Domenica 11 Marzo 2018 09:30 di Redazione WebOggi.it

Sergio Costanzo e Stefano Veraldi esponenti del movimento #fareperCatanzaro hanno presentato un esposto al Prefetto di Catanzaro per la situazione di abbandono e degrado di una zona della città.      

A seguito delle tante segnalazioni di alcuni residenti di Via Madonna del Pozzo del quartiere Gagliano di Catanzaro abbiamo eseguito sopralluogo per verificare di persona gli eventuali requisiti minimi di sicurezza della via sopra indicata.     Abbiamo avuto modo di verificare di persona che l’amministrazione comunale ad oggi nonostante i continui solleciti non si è fatta parte diligente per verificare in che modo si possano sanare le anomalie di una via che necessita ormai di un piano di manutenzione straordinario immediato per togliere dal disagio oltre cento famiglie che quotidianamente e da troppi anni ormai sono costrette a convivere con uno stato di abbandono da terzo mondo, nonostante paghino regolarmente le tasse.     La strada peggiora a vista d’occhio ed è diventata una gruviera fatta ormai di “dune di cemento” e buche.     Non è la prima volta che in Via Madonna del Pozzo molte auto ci rimettono una gomma o addirittura altri parti meccaniche.      

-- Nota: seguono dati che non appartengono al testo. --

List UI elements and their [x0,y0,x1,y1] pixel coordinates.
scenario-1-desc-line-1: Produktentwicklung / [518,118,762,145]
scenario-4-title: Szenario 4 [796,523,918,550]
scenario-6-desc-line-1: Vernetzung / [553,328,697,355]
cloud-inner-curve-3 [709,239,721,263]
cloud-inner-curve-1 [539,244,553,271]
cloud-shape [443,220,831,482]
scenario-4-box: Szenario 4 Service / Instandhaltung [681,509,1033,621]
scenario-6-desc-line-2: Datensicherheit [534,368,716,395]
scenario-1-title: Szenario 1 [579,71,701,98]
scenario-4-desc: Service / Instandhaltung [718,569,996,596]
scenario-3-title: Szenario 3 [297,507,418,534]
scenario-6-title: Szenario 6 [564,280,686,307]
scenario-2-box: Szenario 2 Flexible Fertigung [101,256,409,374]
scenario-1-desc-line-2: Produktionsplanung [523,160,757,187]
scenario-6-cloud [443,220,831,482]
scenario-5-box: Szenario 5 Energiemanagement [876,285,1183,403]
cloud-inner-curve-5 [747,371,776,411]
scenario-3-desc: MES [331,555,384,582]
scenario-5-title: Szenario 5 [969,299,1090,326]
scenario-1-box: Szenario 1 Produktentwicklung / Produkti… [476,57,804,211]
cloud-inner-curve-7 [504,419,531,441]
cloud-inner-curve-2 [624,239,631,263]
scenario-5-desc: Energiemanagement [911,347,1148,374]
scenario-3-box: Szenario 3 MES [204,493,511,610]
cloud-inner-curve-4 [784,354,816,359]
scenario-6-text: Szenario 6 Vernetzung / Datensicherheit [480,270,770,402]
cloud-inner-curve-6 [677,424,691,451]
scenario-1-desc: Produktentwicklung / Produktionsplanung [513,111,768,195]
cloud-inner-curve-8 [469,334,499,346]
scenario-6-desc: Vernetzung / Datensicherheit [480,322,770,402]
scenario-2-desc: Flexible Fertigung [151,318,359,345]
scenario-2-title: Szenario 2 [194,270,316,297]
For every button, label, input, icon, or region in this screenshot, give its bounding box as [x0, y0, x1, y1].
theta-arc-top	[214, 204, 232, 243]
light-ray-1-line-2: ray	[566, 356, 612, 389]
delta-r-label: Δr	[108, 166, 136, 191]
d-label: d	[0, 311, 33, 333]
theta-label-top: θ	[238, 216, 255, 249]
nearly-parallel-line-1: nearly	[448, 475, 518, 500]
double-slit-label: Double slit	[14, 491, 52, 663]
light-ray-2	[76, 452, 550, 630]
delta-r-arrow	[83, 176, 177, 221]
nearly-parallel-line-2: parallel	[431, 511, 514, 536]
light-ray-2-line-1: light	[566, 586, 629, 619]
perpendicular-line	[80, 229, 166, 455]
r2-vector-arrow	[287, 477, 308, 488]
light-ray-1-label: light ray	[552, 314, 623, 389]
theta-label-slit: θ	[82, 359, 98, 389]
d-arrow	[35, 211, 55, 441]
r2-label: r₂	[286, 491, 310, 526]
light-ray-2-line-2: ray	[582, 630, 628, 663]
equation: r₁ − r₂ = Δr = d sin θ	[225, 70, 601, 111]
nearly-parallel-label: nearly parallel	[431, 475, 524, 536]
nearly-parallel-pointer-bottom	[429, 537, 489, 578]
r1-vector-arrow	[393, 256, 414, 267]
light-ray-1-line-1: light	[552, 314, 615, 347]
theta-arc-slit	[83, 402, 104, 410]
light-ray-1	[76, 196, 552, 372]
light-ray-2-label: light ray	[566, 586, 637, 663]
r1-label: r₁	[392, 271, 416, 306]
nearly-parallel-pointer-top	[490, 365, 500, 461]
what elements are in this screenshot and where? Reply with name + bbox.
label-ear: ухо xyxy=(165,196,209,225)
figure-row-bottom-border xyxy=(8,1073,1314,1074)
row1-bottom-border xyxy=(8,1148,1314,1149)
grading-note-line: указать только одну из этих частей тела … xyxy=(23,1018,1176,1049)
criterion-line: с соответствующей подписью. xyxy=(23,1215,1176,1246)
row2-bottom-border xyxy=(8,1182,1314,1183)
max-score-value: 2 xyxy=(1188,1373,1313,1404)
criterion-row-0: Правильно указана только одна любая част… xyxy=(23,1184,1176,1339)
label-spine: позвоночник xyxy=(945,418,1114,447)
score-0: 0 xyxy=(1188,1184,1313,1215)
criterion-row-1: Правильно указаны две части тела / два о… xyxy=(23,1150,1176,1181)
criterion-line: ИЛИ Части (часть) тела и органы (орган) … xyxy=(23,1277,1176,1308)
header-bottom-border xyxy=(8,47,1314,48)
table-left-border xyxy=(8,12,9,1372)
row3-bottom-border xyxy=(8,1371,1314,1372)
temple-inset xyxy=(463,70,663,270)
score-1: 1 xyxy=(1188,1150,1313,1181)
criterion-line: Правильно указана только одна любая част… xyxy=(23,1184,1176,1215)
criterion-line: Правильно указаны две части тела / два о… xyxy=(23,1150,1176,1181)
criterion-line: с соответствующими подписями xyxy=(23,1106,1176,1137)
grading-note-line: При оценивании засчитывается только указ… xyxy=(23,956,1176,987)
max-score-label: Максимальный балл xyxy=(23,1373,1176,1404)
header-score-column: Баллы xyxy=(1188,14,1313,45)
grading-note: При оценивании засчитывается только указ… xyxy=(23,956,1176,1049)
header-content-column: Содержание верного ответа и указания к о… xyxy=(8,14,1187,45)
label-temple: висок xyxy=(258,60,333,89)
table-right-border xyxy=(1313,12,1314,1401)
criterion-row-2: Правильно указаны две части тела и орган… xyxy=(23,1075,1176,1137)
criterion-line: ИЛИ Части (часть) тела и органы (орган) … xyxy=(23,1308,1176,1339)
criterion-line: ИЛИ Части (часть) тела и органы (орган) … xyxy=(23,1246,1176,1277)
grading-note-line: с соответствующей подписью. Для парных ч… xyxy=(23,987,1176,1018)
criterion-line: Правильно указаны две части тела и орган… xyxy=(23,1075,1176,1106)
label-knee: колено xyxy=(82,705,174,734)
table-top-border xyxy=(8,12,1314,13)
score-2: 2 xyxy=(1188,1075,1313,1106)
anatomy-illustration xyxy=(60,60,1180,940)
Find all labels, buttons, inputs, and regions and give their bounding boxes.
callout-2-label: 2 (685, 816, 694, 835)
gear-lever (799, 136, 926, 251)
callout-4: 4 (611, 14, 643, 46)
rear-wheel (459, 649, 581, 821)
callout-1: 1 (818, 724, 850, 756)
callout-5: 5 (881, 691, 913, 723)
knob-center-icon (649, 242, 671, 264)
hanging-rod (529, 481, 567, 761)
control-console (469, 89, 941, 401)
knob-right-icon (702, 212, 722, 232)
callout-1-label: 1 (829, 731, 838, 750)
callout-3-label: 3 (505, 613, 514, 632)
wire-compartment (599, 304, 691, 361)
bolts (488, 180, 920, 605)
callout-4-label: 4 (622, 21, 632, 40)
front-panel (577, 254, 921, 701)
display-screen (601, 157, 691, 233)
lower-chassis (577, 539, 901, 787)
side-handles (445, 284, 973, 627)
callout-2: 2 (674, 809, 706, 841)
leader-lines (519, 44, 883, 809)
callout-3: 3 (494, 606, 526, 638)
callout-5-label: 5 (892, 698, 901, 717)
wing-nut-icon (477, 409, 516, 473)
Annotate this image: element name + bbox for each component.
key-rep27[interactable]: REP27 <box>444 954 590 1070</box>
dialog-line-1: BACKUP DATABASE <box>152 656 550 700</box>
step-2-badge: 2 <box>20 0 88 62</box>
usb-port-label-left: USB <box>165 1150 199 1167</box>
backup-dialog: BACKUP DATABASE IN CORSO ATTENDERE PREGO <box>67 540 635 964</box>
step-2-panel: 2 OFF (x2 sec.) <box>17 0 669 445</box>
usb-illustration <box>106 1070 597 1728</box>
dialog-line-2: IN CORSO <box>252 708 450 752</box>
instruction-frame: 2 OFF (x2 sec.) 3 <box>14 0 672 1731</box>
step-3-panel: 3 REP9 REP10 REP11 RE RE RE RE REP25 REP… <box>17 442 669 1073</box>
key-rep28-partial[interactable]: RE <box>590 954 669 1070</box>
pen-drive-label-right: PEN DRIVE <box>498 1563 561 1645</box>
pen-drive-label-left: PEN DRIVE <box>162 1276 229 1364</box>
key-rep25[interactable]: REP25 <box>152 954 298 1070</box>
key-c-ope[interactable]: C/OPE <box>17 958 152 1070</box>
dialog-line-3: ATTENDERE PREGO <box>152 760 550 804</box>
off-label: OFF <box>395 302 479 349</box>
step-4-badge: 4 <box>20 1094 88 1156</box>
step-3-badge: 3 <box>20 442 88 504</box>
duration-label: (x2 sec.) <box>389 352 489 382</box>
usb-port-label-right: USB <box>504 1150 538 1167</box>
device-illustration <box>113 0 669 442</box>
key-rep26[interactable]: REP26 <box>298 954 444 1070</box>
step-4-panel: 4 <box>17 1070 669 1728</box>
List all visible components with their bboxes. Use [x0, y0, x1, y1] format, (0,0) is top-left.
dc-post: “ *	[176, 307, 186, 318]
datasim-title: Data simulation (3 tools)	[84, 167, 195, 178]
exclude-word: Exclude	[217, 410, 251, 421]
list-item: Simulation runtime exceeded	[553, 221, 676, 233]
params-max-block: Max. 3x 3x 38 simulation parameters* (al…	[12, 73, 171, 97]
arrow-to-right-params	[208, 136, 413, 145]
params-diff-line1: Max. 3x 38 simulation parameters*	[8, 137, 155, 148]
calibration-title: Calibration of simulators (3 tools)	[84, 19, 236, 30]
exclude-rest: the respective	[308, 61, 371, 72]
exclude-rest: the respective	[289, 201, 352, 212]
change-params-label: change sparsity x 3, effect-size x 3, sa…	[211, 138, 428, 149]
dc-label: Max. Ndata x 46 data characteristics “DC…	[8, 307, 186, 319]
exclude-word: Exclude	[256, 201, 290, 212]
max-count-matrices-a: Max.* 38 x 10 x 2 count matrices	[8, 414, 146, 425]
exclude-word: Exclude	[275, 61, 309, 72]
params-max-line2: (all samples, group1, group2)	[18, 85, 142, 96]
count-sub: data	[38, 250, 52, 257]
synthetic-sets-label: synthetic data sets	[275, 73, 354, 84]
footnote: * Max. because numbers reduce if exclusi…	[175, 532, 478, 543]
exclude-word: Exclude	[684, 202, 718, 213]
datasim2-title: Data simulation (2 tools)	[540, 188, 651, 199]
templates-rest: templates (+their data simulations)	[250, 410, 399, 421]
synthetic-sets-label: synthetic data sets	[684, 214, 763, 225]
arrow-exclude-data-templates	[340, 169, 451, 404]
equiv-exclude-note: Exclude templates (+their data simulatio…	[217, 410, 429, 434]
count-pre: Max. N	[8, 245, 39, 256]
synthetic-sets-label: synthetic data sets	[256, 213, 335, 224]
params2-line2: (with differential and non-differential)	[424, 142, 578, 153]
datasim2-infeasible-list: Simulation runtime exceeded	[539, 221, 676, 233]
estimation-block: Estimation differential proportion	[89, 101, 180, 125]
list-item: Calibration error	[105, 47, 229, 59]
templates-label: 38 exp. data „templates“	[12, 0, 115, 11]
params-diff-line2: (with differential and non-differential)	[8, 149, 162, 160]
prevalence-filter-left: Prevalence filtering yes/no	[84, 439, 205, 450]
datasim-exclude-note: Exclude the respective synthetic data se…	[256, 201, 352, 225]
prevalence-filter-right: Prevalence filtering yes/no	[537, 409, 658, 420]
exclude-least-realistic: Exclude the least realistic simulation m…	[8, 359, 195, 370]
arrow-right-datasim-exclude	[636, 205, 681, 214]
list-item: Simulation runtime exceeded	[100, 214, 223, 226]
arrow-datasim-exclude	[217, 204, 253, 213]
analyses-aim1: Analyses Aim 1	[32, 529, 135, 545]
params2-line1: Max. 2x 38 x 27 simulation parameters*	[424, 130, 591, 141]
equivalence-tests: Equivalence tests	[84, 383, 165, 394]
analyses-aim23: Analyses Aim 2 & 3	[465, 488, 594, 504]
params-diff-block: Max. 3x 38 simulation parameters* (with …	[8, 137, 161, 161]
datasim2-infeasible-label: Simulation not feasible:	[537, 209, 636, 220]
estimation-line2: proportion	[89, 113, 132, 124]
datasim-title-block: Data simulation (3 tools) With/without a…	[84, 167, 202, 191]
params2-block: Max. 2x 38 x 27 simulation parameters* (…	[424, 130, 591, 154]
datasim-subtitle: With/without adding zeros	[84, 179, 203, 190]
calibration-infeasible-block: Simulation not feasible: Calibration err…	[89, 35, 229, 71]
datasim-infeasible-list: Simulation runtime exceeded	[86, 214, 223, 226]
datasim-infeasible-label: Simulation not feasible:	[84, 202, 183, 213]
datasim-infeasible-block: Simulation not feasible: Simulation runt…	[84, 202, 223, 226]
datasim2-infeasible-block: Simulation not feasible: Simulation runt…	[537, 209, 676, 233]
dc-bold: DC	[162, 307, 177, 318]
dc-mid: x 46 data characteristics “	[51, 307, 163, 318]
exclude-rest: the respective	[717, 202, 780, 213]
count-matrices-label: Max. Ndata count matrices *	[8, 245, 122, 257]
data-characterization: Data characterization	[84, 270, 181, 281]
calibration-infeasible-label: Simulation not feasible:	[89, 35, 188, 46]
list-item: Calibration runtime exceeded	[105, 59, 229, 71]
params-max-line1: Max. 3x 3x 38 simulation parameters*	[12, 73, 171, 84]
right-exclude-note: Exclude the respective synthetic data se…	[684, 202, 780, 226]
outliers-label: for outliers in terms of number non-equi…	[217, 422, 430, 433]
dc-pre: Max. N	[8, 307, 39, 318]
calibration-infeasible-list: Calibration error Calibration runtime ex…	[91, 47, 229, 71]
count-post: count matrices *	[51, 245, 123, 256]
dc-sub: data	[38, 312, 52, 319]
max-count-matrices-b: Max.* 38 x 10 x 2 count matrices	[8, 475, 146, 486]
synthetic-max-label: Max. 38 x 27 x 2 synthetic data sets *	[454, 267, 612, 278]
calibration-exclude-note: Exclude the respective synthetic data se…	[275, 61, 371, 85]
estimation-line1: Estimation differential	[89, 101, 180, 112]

Quel che è certo è che con il tempo la situazione, già di per sé critica, sembra destinata a peggiorare a causa del maltempo e delle infiltrazioni.     Il pericolo è esteso non solo ai conducenti di veicolo a motore, ma anche ai distratti.     Serve dunque un intervento immediato, prima che qualcuno possa farsi davvero male. Tutte queste situazioni sono state più volte evidenziate anche dai residenti agli uffici competenti del Comune, senza però ottenere mai un risultato soddisfacente, anzi ad oggi i principali interessati risultano latitanti. Il rilancio di un territorio riteniamo debba passare necessariamente dalla valorizzazione dei luoghi e dal rispetto verso i cittadini che pagano le tasse credendo di disporre di una serie di servizi. Si richiede quindi di valutare se lo stato di abbandono e di incuria crea un vero e proprio danno economico e quindi configurabile come danno erariale.   Chiediamo inoltre che l’Ecc.ma Prefettura adita voglia disporre gli opportuni accertamenti in ordine ai fatti cosi come esposti dettagliatamente in narrativa, valutando gli eventuali profili d’illiceità penale.